Die Entwicklung der Gagen ist immer noch im grünen Bereich, was die Inflationsrate angeht (die Anmerkung ist nötig, weil auch wir die jeweiligen Tarifabschlüsse kritisch beäugt haben – etwa 2018 auf „Outtakes“): Laut Gagentabelle stieg der Wochenlohn für eine Außenrequisite zwischen 2009 und 2023 von 1.030 Euro auf 1.434 Euro. Auch inflationsbereinigt bleibt immer noch ein Plus von 4 Prozent; 6 Prozent sind es bei der Continuity, eine Schnittassistenz kommt sogar auf mehr als 8 Prozent Zuwachs. Dafür brauchte es allerdings 14 Jahre.

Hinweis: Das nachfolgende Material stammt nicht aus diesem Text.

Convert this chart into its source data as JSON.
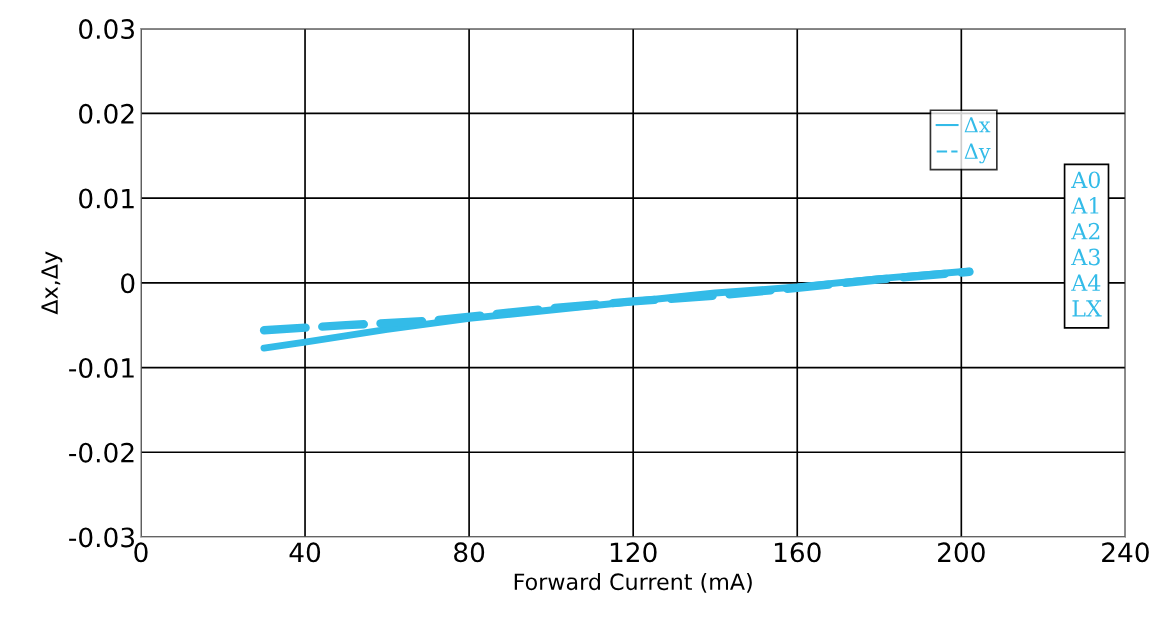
{
  "chart_data": {
    "type": "line",
    "xlabel": "Forward Current (mA)",
    "ylabel": "Δx,Δy",
    "x": [
      30,
      40,
      60,
      80,
      100,
      120,
      140,
      160,
      180,
      202
    ],
    "series": [
      {
        "name": "Δx",
        "color": "#33bbe8",
        "line_style": "solid",
        "values": [
          -0.0077,
          -0.007,
          -0.0055,
          -0.0042,
          -0.0032,
          -0.0022,
          -0.0012,
          -0.0005,
          0.0005,
          0.0014
        ]
      },
      {
        "name": "Δy",
        "color": "#33bbe8",
        "line_style": "dashed",
        "x": [
          30,
          50,
          70,
          100,
          120,
          140,
          160,
          180,
          202
        ],
        "values": [
          -0.0056,
          -0.005,
          -0.0045,
          -0.003,
          -0.0022,
          -0.0015,
          -0.0006,
          0.0004,
          0.0013
        ]
      }
    ],
    "annotations": [
      "A0\nA1\nA2\nA3\nA4\nLX"
    ],
    "xlim": [
      0,
      240
    ],
    "xticks": [
      0,
      40,
      80,
      120,
      160,
      200,
      240
    ],
    "ylim": [
      -0.03,
      0.03
    ],
    "yticks": [
      {
        "value": -0.03,
        "label": "-0.03"
      },
      {
        "value": -0.02,
        "label": "-0.02"
      },
      {
        "value": -0.01,
        "label": "-0.01"
      },
      0,
      0.01,
      0.02,
      0.03
    ],
    "grid": true,
    "legend": "top right",
    "marker": "none"
  }
}
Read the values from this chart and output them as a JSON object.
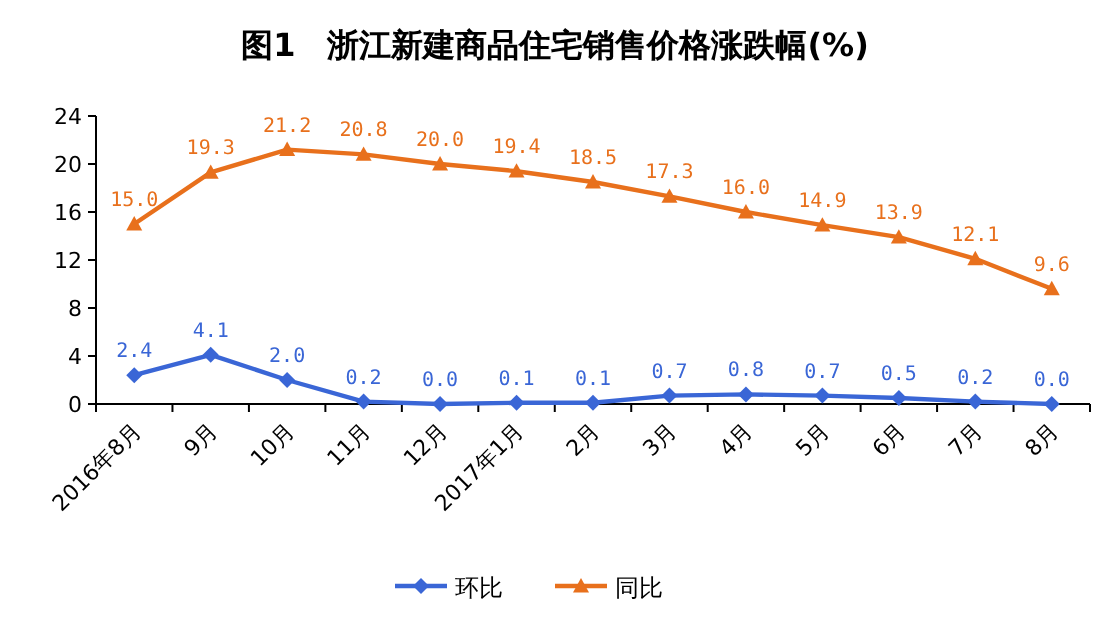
{
  "chart_data": {
    "type": "line",
    "title": "图1　浙江新建商品住宅销售价格涨跌幅(%)",
    "categories": [
      "2016年8月",
      "9月",
      "10月",
      "11月",
      "12月",
      "2017年1月",
      "2月",
      "3月",
      "4月",
      "5月",
      "6月",
      "7月",
      "8月"
    ],
    "series": [
      {
        "name": "环比",
        "color": "#3a66d6",
        "marker": "diamond",
        "values": [
          2.4,
          4.1,
          2.0,
          0.2,
          0.0,
          0.1,
          0.1,
          0.7,
          0.8,
          0.7,
          0.5,
          0.2,
          0.0
        ],
        "value_labels": [
          "2.4",
          "4.1",
          "2.0",
          "0.2",
          "0.0",
          "0.1",
          "0.1",
          "0.7",
          "0.8",
          "0.7",
          "0.5",
          "0.2",
          "0.0"
        ]
      },
      {
        "name": "同比",
        "color": "#e8701c",
        "marker": "triangle",
        "values": [
          15.0,
          19.3,
          21.2,
          20.8,
          20.0,
          19.4,
          18.5,
          17.3,
          16.0,
          14.9,
          13.9,
          12.1,
          9.6
        ],
        "value_labels": [
          "15.0",
          "19.3",
          "21.2",
          "20.8",
          "20.0",
          "19.4",
          "18.5",
          "17.3",
          "16.0",
          "14.9",
          "13.9",
          "12.1",
          "9.6"
        ]
      }
    ],
    "ylim": [
      0,
      24
    ],
    "yticks": [
      0,
      4,
      8,
      12,
      16,
      20,
      24
    ],
    "grid": false,
    "legend": "bottom"
  }
}
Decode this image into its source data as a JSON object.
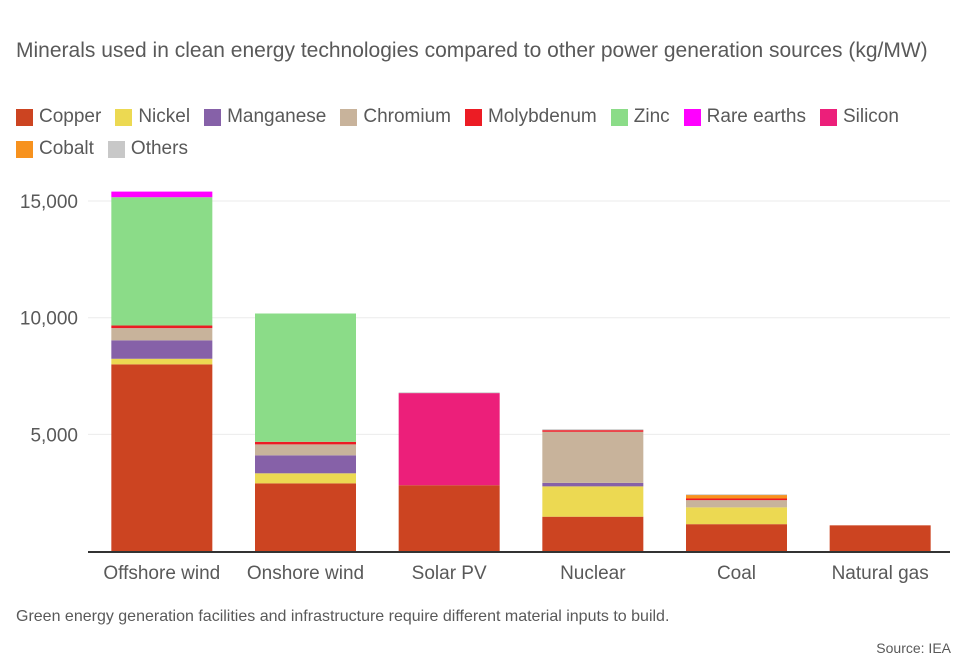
{
  "chart_data": {
    "type": "bar",
    "stacked": true,
    "title": "Minerals used in clean energy technologies compared to other power generation sources (kg/MW)",
    "xlabel": "",
    "ylabel": "",
    "ylim": [
      0,
      15500
    ],
    "yticks": [
      {
        "value": 5000,
        "label": "5,000"
      },
      {
        "value": 10000,
        "label": "10,000"
      },
      {
        "value": 15000,
        "label": "15,000"
      }
    ],
    "grid": true,
    "legend_position": "top-left",
    "categories": [
      "Offshore wind",
      "Onshore wind",
      "Solar PV",
      "Nuclear",
      "Coal",
      "Natural gas"
    ],
    "series": [
      {
        "name": "Copper",
        "color": "#cc4421",
        "values": [
          8000,
          2900,
          2820,
          1470,
          1150,
          1100
        ]
      },
      {
        "name": "Nickel",
        "color": "#ecd952",
        "values": [
          240,
          430,
          0,
          1300,
          720,
          0
        ]
      },
      {
        "name": "Manganese",
        "color": "#8661a8",
        "values": [
          790,
          770,
          0,
          150,
          0,
          0
        ]
      },
      {
        "name": "Chromium",
        "color": "#c8b39b",
        "values": [
          525,
          470,
          0,
          2190,
          310,
          0
        ]
      },
      {
        "name": "Molybdenum",
        "color": "#ec1c24",
        "values": [
          110,
          110,
          0,
          70,
          70,
          0
        ]
      },
      {
        "name": "Zinc",
        "color": "#8bdc88",
        "values": [
          5500,
          5500,
          0,
          0,
          0,
          0
        ]
      },
      {
        "name": "Rare earths",
        "color": "#ff00ff",
        "values": [
          240,
          0,
          0,
          0,
          0,
          0
        ]
      },
      {
        "name": "Silicon",
        "color": "#ec1f7a",
        "values": [
          0,
          0,
          3950,
          0,
          0,
          0
        ]
      },
      {
        "name": "Cobalt",
        "color": "#f7921e",
        "values": [
          0,
          0,
          0,
          0,
          150,
          0
        ]
      },
      {
        "name": "Others",
        "color": "#c8c8c8",
        "values": [
          0,
          0,
          30,
          40,
          30,
          0
        ]
      }
    ]
  },
  "caption": "Green energy generation facilities and infrastructure require different material inputs to build.",
  "source": "Source: IEA"
}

Gestiegen sind in der Zeit aber nicht nur die Preise im Land, sondern auch die Löhne allgemein – nämlich um fast 1,8 Prozent insgesamt. Und da sieht die Sache plötzlich ganz anders aus: 1.825 Euro müsste die Außenrequisite bei einer solchen Steigerung inzwischen verdienen; tatsächlich bleibt sie mehr als 20 Prozent unter dem Bundesdurchschnitt. Zwischen 18 und 23 Prozent pendelt auch das Minus bei den anderen Gewerken.
Die Kurzfassung: Von 2009 bis 2023 stieg die Gage der Außenrequisite um fast 40 Prozent, die Löhne im Bundesdurchschnitt um 77 Prozent.
Der Bundesdurchschnitt hat außerdem 28 bezahlte Urlaubstage. Mindestens 24 Tage schreibt das Bundesurlaubsgesetz vor. Mit den „Arbeitszeitverkürzungstagen“ beim Film wären bestenfalls 10 zu erreichen.
Der Lohn für die Mühe ist derweil auch nicht überall üppig. Selbst bei Vollbeschäftigung wird’s für viele Filmberufe knapp, wenn eine Familie dranhängt – die deutschen Medienstandorte sind teuer! Da muss man zwar nicht unbedingt wohnen, aber das Signal ist fatal: Etliche Positionen gelten nur als Sprungbrett oder Durchlauferhitzer – wer langfristig in der Branche arbeiten will, muss zusehen, weiter nach oben zu kommen. Wo aber alles nur durchläuft, bleibt niemand, um das Fachwissen zu bewahren.